Physical data such as the frequency, voltage and current of the grid is reported 60 times a second, while cyber data such as other traffic on the network is more irregular, Blakely said. The team used data fusion to extract the important signals in the two different kinds of data.
The team also used an autoencoder neural network, which classifies the combined data to determine if it fits with the pattern of normal behavior or there are abnormalities with the cyber data, physical data or both, Hossain-McKenzie said. For example, an increase in network traffic is predicted to indicate a denial-of-service attack while a false-data-injection attack can include atypical physical and cyber data, Chavez added.
Autoencoder neural networks do not need to be trained on data labelled with every type of issue coming up as compared to other kinds of AI, Blakely said. However, the network only requires huge amount of data from normal operations for training.
After the team constructed the autoencoder neural network, they put it to the test in three different ways. First, they tested the autoencoder in an emulation environment, which includes computer models of the communication-and-control system used to monitor the grid and a physics-based model of the grid itself, Hossain-McKenzie said.
The team used the environment to model a variety of cyberattacks or physical disruptions, and to provide normal operational data for the AI to train on. The collaborators from Texas A&M University assisted with the emulation testing.
Secondly, the team incorporated the autoencoder onto single-board computer prototypes that were tested in a hardware-in-the-loop environment, Hossain-McKenzie said. In hardware-in-the-loop testing, researchers connected a real piece of hardware to software simulating various attack scenarios or disruptions.
When the autoencoder is on a single-board computer, it can read the data and implement the algorithms faster than a virtual implementation of the autoencoder can in an emulation environment, Chavez said.
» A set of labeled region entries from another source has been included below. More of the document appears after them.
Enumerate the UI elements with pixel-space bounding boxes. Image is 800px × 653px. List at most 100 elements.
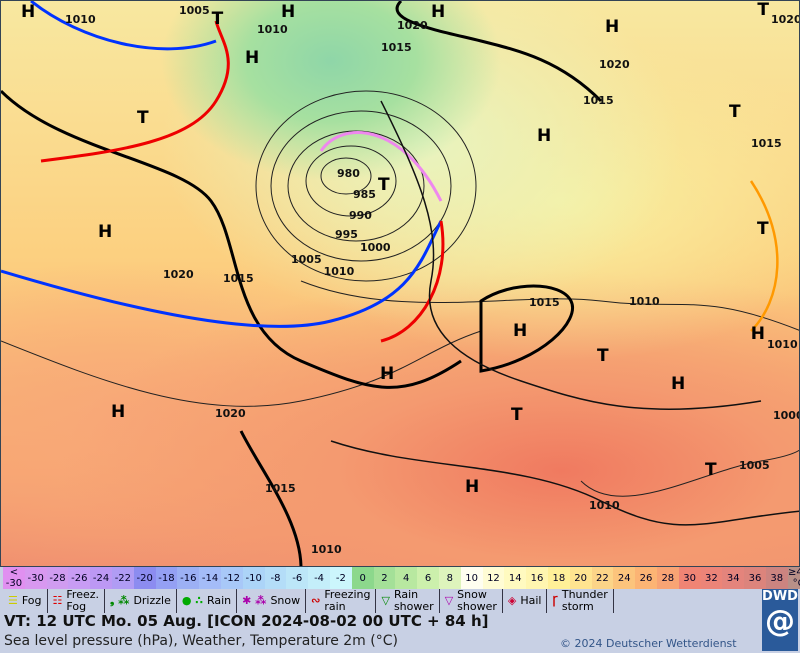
scale-cell: -10	[242, 567, 265, 589]
isobar	[255, 90, 477, 282]
freezing-rain-icon: ∾	[311, 594, 321, 607]
weather-legend: ☰ Fog ☷ Freez. Fog ❟ ⁂ Drizzle ● ∴ Rain ✱ ⁂ Snow ∾…	[3, 589, 755, 613]
pressure-label: 1015	[583, 94, 614, 107]
scale-cell: -2	[329, 567, 352, 589]
cold-front	[30, 1, 217, 51]
scale-cell: -22	[111, 567, 134, 589]
legend-label: Freezing rain	[324, 588, 371, 613]
scale-cell: 30	[678, 567, 701, 589]
scale-cell: -8	[264, 567, 287, 589]
high-pressure-center: H	[281, 2, 296, 22]
pressure-label: 1015	[751, 137, 782, 150]
isobar	[270, 110, 452, 262]
legend-item: ☷ Freez. Fog	[48, 589, 106, 613]
cold-front	[1, 220, 443, 328]
occluded-front	[319, 131, 443, 202]
temperature-scale: < -30 -30 -28 -26 -24 -22 -20 -18 -16 -14 -12 -10 -8…	[3, 567, 800, 589]
isobar-bold	[395, 1, 603, 103]
pressure-label: 1000	[773, 409, 799, 422]
scale-cell: 32	[700, 567, 723, 589]
rain-shower-icon: ▽	[381, 594, 390, 607]
spiral-icon: @	[765, 604, 795, 639]
thunderstorm-icon: Ꞅ	[552, 594, 558, 607]
legend-item: ▽ Snow shower	[440, 589, 503, 613]
low-pressure-center: T	[377, 175, 390, 195]
low-pressure-center: T	[597, 346, 609, 366]
scale-cell: 12	[482, 567, 505, 589]
pressure-label: 1010	[65, 13, 96, 26]
scale-cell: 24	[613, 567, 636, 589]
coastline	[380, 100, 762, 411]
scale-cell: -28	[46, 567, 69, 589]
scale-cell: 2	[373, 567, 396, 589]
pressure-label: 1015	[223, 272, 254, 285]
legend-item: Ꞅ Thunder storm	[547, 588, 614, 613]
pressure-label: 1005	[739, 459, 770, 472]
valid-time: VT: 12 UTC Mo. 05 Aug. [ICON 2024-08-02 …	[4, 612, 489, 630]
low-pressure-center: T	[729, 102, 741, 122]
isobar	[287, 130, 425, 242]
pressure-label: 1010	[589, 499, 620, 512]
high-pressure-center: H	[245, 48, 260, 68]
scale-cell: 18	[547, 567, 570, 589]
isobar-bold	[479, 284, 574, 373]
high-pressure-center: H	[671, 374, 686, 394]
scale-cell: 28	[656, 567, 679, 589]
pressure-label: 995	[335, 228, 358, 241]
pressure-label: 990	[349, 209, 372, 222]
drizzle-icon: ❟ ⁂	[110, 594, 130, 607]
scale-cell: 14	[504, 567, 527, 589]
warm-front	[40, 20, 230, 163]
copyright: © 2024 Deutscher Wetterdienst	[560, 637, 737, 650]
legend-item: ◈ Hail	[503, 589, 548, 613]
legend-label: Snow	[270, 594, 301, 607]
high-pressure-center: H	[21, 2, 36, 22]
scale-cell: 8	[438, 567, 461, 589]
legend-item: ☰ Fog	[3, 589, 48, 613]
high-pressure-center: H	[750, 324, 765, 344]
trough-line	[749, 180, 779, 332]
isobar	[1, 330, 482, 407]
weather-map: 1010 1005 1010 1020 1015 1020 1015 1015 1020 980 9…	[0, 0, 800, 567]
scale-cell: 0	[351, 567, 374, 589]
legend-label: Hail	[520, 594, 542, 607]
snow-shower-icon: ▽	[444, 594, 454, 607]
legend-label: Thunder storm	[561, 588, 608, 613]
legend-label: Freez. Fog	[66, 588, 100, 613]
scale-cell: -30	[24, 567, 47, 589]
isobar	[305, 145, 397, 217]
high-pressure-center: H	[98, 222, 113, 242]
pressure-label: 1020	[599, 58, 630, 71]
legend-label: Snow shower	[457, 588, 497, 613]
pressure-label: 1015	[381, 41, 412, 54]
low-pressure-center: T	[757, 219, 769, 239]
map-lines	[1, 1, 799, 566]
scale-cell: 16	[526, 567, 548, 589]
pressure-label: 1010	[311, 543, 342, 556]
isobar	[580, 449, 799, 497]
low-pressure-center: T	[511, 405, 523, 425]
legend-label: Drizzle	[133, 594, 171, 607]
legend-item: ✱ ⁂ Snow	[237, 589, 307, 613]
pressure-label: 1010	[767, 338, 798, 351]
pressure-label: 980	[337, 167, 360, 180]
high-pressure-center: H	[465, 477, 480, 497]
high-pressure-center: H	[111, 402, 126, 422]
hail-icon: ◈	[507, 594, 517, 607]
scale-cell: -6	[286, 567, 309, 589]
scale-cell: -14	[199, 567, 221, 589]
scale-cell: 6	[417, 567, 439, 589]
pressure-label: 1010	[629, 295, 660, 308]
scale-cell: -24	[90, 567, 112, 589]
high-pressure-center: H	[380, 364, 395, 384]
legend-item: ▽ Rain shower	[376, 589, 440, 613]
scale-cell: 26	[635, 567, 657, 589]
coastline	[330, 440, 799, 526]
pressure-label: 1015	[529, 296, 560, 309]
scale-cell: 4	[395, 567, 418, 589]
isobar	[320, 157, 372, 195]
scale-cell: -4	[308, 567, 330, 589]
scale-cell: < -30	[3, 567, 25, 589]
pressure-label: 985	[353, 188, 376, 201]
pressure-label: 1010	[257, 23, 288, 36]
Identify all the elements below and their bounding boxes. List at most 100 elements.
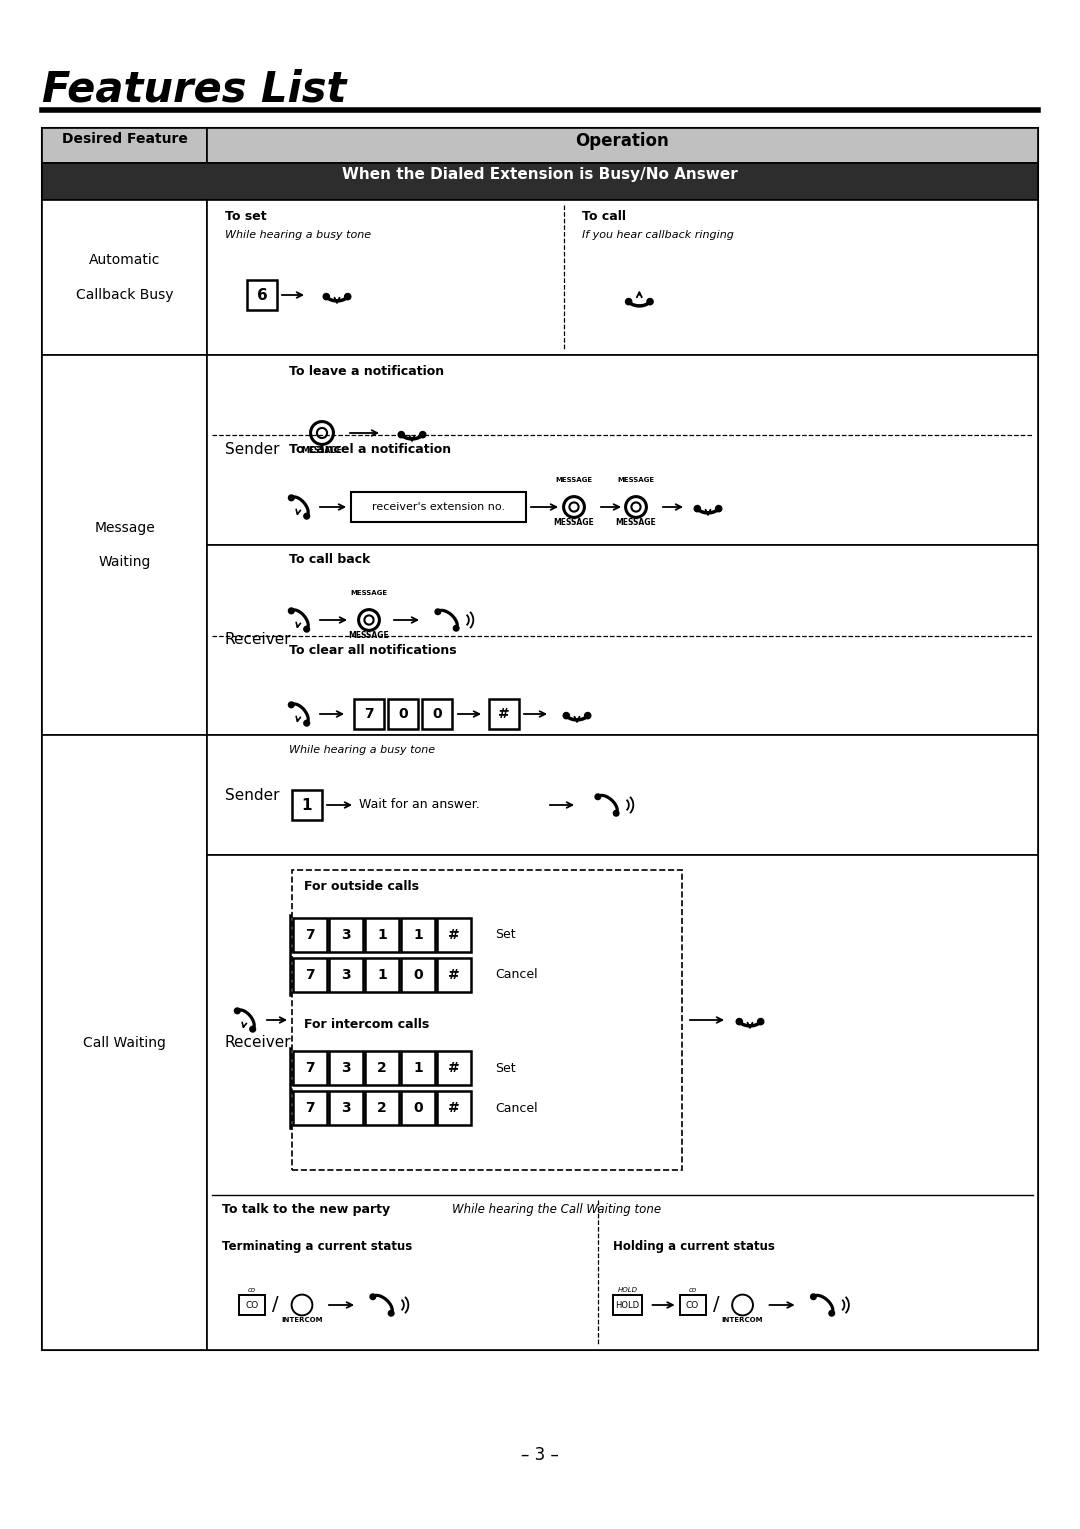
Bar <box>207 200 1038 355</box>
Text: 0: 0 <box>414 968 422 982</box>
Bar <box>239 1295 265 1315</box>
Circle shape <box>345 294 351 300</box>
Text: To call: To call <box>582 209 626 223</box>
Text: If you hear callback ringing: If you hear callback ringing <box>582 229 734 240</box>
Circle shape <box>595 794 600 800</box>
Text: 3: 3 <box>341 968 351 982</box>
Bar <box>293 959 327 992</box>
Text: MESSAGE: MESSAGE <box>555 477 593 483</box>
Text: While hearing the Call Waiting tone: While hearing the Call Waiting tone <box>453 1203 661 1216</box>
Text: co: co <box>248 1287 256 1294</box>
Text: CO: CO <box>245 1301 258 1309</box>
Text: Message: Message <box>94 521 154 535</box>
Text: Features List: Features List <box>42 67 347 110</box>
Circle shape <box>370 1294 376 1300</box>
Text: 3: 3 <box>341 928 351 942</box>
Circle shape <box>757 1018 764 1024</box>
Bar <box>351 492 526 521</box>
Bar <box>329 1050 363 1086</box>
Circle shape <box>234 1008 240 1014</box>
Bar <box>354 699 384 729</box>
Circle shape <box>303 514 310 518</box>
Text: 7: 7 <box>364 706 374 722</box>
Text: To leave a notification: To leave a notification <box>289 365 444 378</box>
Text: 7: 7 <box>306 1101 314 1115</box>
Text: co: co <box>689 1287 697 1294</box>
Text: #: # <box>448 1101 460 1115</box>
Text: 3: 3 <box>341 1061 351 1075</box>
Circle shape <box>625 298 632 304</box>
Bar <box>207 355 1038 544</box>
Text: 7: 7 <box>306 928 314 942</box>
Text: While hearing a busy tone: While hearing a busy tone <box>289 745 435 755</box>
Bar <box>401 1050 435 1086</box>
Text: For intercom calls: For intercom calls <box>303 1018 429 1031</box>
Circle shape <box>292 1295 312 1315</box>
Circle shape <box>419 431 426 437</box>
Text: To clear all notifications: To clear all notifications <box>289 644 457 657</box>
Bar <box>329 1092 363 1125</box>
Bar <box>293 1092 327 1125</box>
Text: Receiver: Receiver <box>225 633 292 647</box>
Bar <box>207 735 1038 855</box>
Text: To call back: To call back <box>289 553 370 566</box>
Text: Waiting: Waiting <box>98 555 151 569</box>
Text: For outside calls: For outside calls <box>303 881 419 893</box>
Bar <box>293 917 327 953</box>
Bar <box>291 1047 474 1128</box>
Text: Receiver: Receiver <box>225 1035 292 1050</box>
Text: Call Waiting: Call Waiting <box>83 1035 166 1049</box>
Text: #: # <box>448 968 460 982</box>
Text: 3: 3 <box>341 1101 351 1115</box>
Text: 7: 7 <box>306 968 314 982</box>
Text: While hearing a busy tone: While hearing a busy tone <box>225 229 372 240</box>
Circle shape <box>454 625 459 631</box>
Text: 1: 1 <box>377 928 387 942</box>
Text: INTERCOM: INTERCOM <box>281 1316 323 1323</box>
Circle shape <box>584 713 591 719</box>
Text: Cancel: Cancel <box>495 968 538 982</box>
Bar <box>365 1050 399 1086</box>
Text: Set: Set <box>495 928 515 942</box>
Bar <box>401 959 435 992</box>
Text: /: / <box>272 1295 279 1315</box>
Text: Holding a current status: Holding a current status <box>612 1240 774 1252</box>
Text: Sender: Sender <box>225 787 280 803</box>
Bar <box>401 917 435 953</box>
Bar <box>437 1092 471 1125</box>
Text: – 3 –: – 3 – <box>521 1446 559 1463</box>
Text: 0: 0 <box>399 706 408 722</box>
Bar <box>293 1050 327 1086</box>
Text: 1: 1 <box>377 968 387 982</box>
Text: To talk to the new party: To talk to the new party <box>222 1203 390 1216</box>
Text: Terminating a current status: Terminating a current status <box>222 1240 413 1252</box>
Text: 0: 0 <box>414 1101 422 1115</box>
Circle shape <box>303 627 310 631</box>
Bar <box>207 855 1038 1350</box>
Text: 6: 6 <box>257 287 268 303</box>
Text: INTERCOM: INTERCOM <box>721 1316 764 1323</box>
Circle shape <box>829 1310 835 1316</box>
Bar <box>613 1295 642 1315</box>
Text: MESSAGE: MESSAGE <box>301 445 342 454</box>
Text: receiver's extension no.: receiver's extension no. <box>372 502 505 512</box>
Bar <box>42 164 1038 200</box>
Bar <box>489 699 519 729</box>
Circle shape <box>288 609 294 613</box>
Circle shape <box>694 506 701 512</box>
Bar <box>679 1295 705 1315</box>
Circle shape <box>647 298 653 304</box>
Circle shape <box>563 713 569 719</box>
Text: 1: 1 <box>414 928 423 942</box>
Bar <box>388 699 418 729</box>
Bar <box>291 914 474 995</box>
Circle shape <box>435 609 441 615</box>
Text: Desired Feature: Desired Feature <box>62 131 188 145</box>
Bar <box>365 917 399 953</box>
Bar <box>437 959 471 992</box>
Bar <box>42 355 207 735</box>
Bar <box>207 544 1038 735</box>
Text: 7: 7 <box>306 1061 314 1075</box>
Circle shape <box>732 1295 753 1315</box>
Circle shape <box>389 1310 394 1316</box>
Hardware implementations are a hundred or thousand times faster than software implementations, he added.
The team is working with Sierra Nevada Corporation to test Sandia’s autoencoder AI on the company’s existing cybersecurity device called Binary Armor, Hossain-McKenzie said.
The team is testing both formats, single-board prototypes interfaced with the grid and the AI package on existing devices, in the real world at the Public Service Company of New Mexico’s Prosperity solar farm as part of a Cooperative Research and Development Agreement, Hossain-McKenzie said. The tests started in summer 2024, Chavez said.
The project expanded upon a previous R&D 100 Award-winning project called the Proactive Intrusion Detection and Mitigation System, which focused on detecting and responding to cyber intrusions in smart inverters on solar-panels, Hossain-McKenzie said. The team is expanding upon the autoencoder AI in similar projects, she added.
The team filed a patent on the autoencoder AI and is looking for corporate partners to deploy and hone the technology in the real world, Hossain-McKenzie said. The autoencoder is expected to be used to protect other critical infrastructure systems such as water and natural gas distribution systems, factories, even data centers, Chavez said.
The project is funded by Sandia’s Laboratory Directed Research and Development program.